Jeffrey Katzenberg’s Vision for the Future of TV Is Snackable Movies, by Ashley Rodriguez on Quartz 

“Quibi is thinking about content for the platform as feature-length films, two hours or longer, that unfold in eight-or-so-minute chapters, which is roughly the length of act breaks between commercials on traditional TV shows like This Is Us.” 

With the iPhone Sputtering, Apple Bets Its Future on TV and News, by Tripp Mickle in the Wall Street Journal

“It is the tech giant’s latest attempt to reinvent television, something it has tried to do for about a decade with limited success.” 


History of the Apple TV

“Apple has and continues to experiment in this industry despite never having released a traditional television.”

Watch on Apple Insider on YouTube:

Apple Event ‘It’s Show Time’ LIVE With Brian Tong

“To be a Netflix killer, you arguably have to have at least five must-see TV shows. Not one, not two, at least five.” 
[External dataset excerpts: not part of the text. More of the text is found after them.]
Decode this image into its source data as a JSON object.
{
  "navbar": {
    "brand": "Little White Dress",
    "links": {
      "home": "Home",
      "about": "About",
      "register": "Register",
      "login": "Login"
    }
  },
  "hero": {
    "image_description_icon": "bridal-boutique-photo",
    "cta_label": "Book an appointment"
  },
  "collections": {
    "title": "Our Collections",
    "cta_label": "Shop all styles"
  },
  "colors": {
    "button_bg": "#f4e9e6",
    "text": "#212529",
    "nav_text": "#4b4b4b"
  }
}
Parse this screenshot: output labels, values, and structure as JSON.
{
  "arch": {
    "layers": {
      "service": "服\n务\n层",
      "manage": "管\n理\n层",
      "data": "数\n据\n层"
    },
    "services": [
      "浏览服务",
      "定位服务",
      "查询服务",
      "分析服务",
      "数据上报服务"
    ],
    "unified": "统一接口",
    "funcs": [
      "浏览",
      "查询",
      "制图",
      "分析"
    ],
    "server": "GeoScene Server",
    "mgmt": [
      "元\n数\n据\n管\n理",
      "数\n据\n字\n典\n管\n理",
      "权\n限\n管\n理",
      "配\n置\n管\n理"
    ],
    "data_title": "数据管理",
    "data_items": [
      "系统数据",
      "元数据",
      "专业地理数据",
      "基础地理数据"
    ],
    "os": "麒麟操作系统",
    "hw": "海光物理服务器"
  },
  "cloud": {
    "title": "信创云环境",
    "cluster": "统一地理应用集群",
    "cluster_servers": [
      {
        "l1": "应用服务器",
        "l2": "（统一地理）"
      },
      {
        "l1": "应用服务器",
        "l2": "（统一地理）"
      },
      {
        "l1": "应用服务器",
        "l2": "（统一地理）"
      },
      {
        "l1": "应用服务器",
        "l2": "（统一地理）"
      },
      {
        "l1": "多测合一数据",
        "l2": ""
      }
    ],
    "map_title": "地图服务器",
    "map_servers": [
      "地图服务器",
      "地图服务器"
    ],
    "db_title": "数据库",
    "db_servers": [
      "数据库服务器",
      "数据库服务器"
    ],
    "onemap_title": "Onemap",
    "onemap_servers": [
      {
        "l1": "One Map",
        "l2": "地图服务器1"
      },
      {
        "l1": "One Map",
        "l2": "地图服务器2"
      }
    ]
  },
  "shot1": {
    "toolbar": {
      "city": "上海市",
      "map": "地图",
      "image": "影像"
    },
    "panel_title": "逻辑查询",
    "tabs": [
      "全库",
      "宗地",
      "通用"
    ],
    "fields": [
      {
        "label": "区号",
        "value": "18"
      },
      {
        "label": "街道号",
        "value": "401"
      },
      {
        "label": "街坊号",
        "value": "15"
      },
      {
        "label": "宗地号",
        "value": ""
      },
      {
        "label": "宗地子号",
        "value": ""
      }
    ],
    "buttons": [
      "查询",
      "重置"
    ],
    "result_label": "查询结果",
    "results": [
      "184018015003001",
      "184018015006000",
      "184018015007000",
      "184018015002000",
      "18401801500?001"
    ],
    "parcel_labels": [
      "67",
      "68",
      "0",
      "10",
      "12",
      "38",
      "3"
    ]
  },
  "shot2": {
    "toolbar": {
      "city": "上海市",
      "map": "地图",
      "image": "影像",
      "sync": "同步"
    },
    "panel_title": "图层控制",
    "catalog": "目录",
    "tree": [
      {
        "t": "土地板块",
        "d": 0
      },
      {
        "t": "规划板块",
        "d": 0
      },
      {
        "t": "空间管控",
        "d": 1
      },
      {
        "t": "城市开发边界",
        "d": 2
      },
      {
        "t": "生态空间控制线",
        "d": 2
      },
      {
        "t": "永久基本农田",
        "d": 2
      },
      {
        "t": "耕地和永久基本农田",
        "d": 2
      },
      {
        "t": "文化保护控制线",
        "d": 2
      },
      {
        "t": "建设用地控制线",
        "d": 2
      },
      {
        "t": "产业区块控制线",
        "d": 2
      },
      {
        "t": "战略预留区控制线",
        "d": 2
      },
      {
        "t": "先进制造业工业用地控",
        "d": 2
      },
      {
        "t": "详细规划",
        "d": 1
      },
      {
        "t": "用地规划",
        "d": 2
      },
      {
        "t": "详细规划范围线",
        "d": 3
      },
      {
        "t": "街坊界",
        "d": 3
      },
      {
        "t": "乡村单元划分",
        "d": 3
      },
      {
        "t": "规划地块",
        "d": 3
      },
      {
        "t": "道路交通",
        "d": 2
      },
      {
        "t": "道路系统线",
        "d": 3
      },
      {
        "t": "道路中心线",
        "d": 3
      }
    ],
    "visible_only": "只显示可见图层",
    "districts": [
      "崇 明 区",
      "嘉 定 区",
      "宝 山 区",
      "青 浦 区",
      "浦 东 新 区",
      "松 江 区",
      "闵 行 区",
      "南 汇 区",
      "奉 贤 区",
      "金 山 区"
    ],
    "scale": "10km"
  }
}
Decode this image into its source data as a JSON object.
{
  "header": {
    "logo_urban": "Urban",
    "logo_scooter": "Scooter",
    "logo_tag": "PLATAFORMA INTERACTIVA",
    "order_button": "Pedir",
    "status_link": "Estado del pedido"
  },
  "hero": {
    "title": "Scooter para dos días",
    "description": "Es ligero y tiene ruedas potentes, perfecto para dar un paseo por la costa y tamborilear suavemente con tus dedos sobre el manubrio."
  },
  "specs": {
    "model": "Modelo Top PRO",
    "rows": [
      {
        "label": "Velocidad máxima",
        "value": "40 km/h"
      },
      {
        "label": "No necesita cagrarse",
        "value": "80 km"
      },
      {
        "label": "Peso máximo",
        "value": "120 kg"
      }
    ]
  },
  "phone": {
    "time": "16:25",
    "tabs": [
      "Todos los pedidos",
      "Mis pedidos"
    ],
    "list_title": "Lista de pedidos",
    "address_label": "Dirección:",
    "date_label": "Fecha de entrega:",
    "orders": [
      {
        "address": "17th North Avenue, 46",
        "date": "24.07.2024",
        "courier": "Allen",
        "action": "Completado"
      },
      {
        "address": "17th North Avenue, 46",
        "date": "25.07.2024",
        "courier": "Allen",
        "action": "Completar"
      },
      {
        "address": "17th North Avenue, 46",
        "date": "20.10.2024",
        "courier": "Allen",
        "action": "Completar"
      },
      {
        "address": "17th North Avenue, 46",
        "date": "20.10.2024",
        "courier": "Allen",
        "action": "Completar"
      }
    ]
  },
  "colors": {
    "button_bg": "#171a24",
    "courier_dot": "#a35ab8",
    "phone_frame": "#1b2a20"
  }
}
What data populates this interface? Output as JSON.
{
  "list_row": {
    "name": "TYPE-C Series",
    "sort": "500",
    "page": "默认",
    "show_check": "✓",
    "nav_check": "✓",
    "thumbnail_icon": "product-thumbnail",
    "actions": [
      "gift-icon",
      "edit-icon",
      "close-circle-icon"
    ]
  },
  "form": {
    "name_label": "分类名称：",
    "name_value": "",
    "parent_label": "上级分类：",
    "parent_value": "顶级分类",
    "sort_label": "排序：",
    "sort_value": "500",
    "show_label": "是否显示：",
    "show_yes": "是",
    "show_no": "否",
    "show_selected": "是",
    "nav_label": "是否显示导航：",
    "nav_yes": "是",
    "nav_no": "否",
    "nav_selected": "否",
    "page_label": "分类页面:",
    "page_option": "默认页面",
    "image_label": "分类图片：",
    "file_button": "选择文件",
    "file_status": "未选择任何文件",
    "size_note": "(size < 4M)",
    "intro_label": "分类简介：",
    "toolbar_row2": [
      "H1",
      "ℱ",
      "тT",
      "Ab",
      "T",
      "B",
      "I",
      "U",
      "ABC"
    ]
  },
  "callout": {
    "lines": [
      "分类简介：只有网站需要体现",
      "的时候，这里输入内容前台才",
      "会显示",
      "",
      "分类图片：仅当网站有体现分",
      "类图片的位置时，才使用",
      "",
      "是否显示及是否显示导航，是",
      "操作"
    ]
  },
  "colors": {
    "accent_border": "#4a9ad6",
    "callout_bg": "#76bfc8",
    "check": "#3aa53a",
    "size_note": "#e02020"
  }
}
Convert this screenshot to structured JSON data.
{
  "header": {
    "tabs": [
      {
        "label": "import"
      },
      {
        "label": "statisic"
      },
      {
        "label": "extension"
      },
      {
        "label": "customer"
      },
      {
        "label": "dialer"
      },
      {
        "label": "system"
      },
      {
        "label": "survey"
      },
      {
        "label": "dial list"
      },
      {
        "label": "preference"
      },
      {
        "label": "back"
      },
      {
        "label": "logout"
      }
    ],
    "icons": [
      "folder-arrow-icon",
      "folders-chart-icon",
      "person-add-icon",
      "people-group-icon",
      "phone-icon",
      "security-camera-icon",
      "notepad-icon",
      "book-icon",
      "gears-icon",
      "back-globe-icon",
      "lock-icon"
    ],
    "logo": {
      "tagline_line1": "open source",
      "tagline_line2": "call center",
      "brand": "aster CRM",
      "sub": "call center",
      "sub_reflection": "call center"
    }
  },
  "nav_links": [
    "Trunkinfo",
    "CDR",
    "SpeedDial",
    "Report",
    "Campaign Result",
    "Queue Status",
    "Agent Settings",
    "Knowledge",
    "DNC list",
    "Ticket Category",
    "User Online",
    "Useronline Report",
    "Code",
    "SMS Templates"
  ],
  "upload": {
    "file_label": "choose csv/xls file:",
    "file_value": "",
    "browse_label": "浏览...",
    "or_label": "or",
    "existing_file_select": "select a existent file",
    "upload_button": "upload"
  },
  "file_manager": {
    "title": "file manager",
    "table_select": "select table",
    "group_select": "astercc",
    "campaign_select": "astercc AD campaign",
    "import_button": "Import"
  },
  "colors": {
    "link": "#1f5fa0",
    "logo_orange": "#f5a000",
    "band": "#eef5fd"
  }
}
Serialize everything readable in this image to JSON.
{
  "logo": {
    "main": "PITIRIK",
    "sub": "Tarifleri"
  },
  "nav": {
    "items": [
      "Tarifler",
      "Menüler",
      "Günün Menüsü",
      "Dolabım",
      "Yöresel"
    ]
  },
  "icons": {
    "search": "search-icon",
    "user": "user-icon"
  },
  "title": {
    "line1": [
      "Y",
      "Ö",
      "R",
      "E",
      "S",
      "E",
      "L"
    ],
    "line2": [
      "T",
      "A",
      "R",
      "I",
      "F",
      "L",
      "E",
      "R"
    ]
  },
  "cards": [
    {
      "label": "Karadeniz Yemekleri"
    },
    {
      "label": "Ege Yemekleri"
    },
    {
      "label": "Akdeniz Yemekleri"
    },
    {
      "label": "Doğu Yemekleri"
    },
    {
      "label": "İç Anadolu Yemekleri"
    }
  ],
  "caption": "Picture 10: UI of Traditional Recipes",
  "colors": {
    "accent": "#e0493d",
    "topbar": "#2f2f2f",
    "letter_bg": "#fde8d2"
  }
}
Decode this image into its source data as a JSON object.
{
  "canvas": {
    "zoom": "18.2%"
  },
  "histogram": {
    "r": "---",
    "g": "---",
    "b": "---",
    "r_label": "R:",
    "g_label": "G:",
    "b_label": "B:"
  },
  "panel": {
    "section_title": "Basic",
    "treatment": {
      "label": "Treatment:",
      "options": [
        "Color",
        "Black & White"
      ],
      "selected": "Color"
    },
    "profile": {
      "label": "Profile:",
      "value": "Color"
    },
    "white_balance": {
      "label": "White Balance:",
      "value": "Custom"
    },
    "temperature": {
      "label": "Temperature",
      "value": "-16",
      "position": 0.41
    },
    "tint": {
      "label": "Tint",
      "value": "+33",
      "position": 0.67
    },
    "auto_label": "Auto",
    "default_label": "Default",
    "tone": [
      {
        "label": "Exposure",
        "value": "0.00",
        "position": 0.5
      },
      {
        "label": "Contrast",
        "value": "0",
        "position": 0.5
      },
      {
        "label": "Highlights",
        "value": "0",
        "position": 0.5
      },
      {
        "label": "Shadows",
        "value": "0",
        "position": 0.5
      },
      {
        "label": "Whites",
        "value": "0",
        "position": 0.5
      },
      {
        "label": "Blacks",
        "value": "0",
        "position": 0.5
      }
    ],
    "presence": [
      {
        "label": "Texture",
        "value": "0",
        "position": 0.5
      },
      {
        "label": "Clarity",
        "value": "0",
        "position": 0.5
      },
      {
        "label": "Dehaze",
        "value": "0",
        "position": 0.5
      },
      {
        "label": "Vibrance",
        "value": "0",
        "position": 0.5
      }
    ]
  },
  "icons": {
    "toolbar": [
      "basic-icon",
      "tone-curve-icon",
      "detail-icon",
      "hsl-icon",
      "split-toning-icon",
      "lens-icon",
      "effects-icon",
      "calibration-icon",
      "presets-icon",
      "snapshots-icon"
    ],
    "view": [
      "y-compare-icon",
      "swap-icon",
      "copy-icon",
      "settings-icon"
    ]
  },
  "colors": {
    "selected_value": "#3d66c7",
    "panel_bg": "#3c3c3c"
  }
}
Watch on Brian Tong on YouTube:


Who will buy? The rise of streaming services has also disrupted TV advertising. In the U.K., according to media consultancy Ebiquity, there’ll be a forecasted decline of between 15 and 20 percent in TV ad viewing by adults by 2022, including a 30 percent decline for stay-at-home moms and a 45 percent drop for 16-34-year-olds. The U.S. could also see a drop: MoffettNathanson Research predicted last year that American advertising would see a 4 percent decline in 2019. But this is offset by soaring digital advertising, which is predicted to rise by 18 percent this year.